Er werde „noch zwei Jahre Leistungshandball spielen“, sagt Deutsch. Der Vertrag sei unterschrieben, bei welchem Klub, verrät er nicht. Den Zeitpunkt der Bekanntgabe würde der Verein wählen. Da Deutsch seinen Master in Berlin macht, sind die Drittliga-Konkurrenten VfL Potsdam oder Oranienburger HC naheliegende Optionen.

„Wenn ich mich selbst reflektiere, bin ich der Meinung, dass ich auch in Springe diese Saison gute Spiele gemacht habe“, sagt er. Dass die HF ihre Mannschaft verjüngen wollen und seinen Vertrag nicht verlängerten, sei „im Leistungssport total legitim. Das ist ein normaler Prozess“.

Deutsch ist derzeit verletzt, im bedeutungslosen letzten Heimspiel am Sonnabend (19 Uhr) gegen Schwerin wird er noch pausieren. „Ich fange in dieser Woche wieder langsam mit dem Training an und in den nächsten zwei Wochen dann wieder intensiver, damit ich der Mannschaft in der Relegation eventuell noch helfen kann – das ist mein großes Ziel“, sagt er.

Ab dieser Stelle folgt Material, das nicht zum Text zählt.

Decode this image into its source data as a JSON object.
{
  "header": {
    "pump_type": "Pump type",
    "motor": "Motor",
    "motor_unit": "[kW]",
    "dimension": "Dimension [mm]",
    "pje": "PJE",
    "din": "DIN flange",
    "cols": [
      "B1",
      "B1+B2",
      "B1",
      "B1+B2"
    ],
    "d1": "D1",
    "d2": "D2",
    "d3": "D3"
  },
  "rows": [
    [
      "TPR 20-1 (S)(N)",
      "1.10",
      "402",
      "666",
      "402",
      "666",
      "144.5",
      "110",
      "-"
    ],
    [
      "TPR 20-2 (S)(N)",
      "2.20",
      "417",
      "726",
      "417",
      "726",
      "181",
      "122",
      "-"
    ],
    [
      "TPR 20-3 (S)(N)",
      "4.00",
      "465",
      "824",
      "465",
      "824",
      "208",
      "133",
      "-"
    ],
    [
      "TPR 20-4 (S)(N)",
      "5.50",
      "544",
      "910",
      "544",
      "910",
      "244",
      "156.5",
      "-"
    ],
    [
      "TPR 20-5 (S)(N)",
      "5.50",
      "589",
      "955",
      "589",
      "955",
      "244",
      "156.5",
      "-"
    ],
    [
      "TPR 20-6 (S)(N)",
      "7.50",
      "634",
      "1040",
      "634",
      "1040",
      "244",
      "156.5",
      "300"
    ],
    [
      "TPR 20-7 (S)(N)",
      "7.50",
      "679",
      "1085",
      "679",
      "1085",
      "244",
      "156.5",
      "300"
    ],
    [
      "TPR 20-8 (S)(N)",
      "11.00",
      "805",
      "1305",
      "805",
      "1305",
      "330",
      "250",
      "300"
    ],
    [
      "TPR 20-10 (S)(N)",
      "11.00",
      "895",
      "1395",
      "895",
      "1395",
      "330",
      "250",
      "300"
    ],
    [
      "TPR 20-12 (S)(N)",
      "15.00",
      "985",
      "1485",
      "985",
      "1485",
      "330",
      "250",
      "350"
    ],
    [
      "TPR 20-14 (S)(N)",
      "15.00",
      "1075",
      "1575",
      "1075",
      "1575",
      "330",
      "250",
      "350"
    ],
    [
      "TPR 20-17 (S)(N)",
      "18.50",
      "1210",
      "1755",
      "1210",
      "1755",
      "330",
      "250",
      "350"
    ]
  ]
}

Für Karpstein ist nach der Relegation vorerst Schluss mit Handball. „Ich habe viele angenehme Gespräche mit anderen Vereinen geführt“, sagt er, „aber bei mir ist der Punkt gekommen, wo ich – Stand heute – erstmal Pause mache.“ Zwei Gründe: seine beiden Söhne. „Der große geht noch ein Jahr in den Kindergarten – die Chance, nochmal außerhalb der Ferien in den Urlaub zu fahren, möchte ich nutzen“, sagt Karpstein.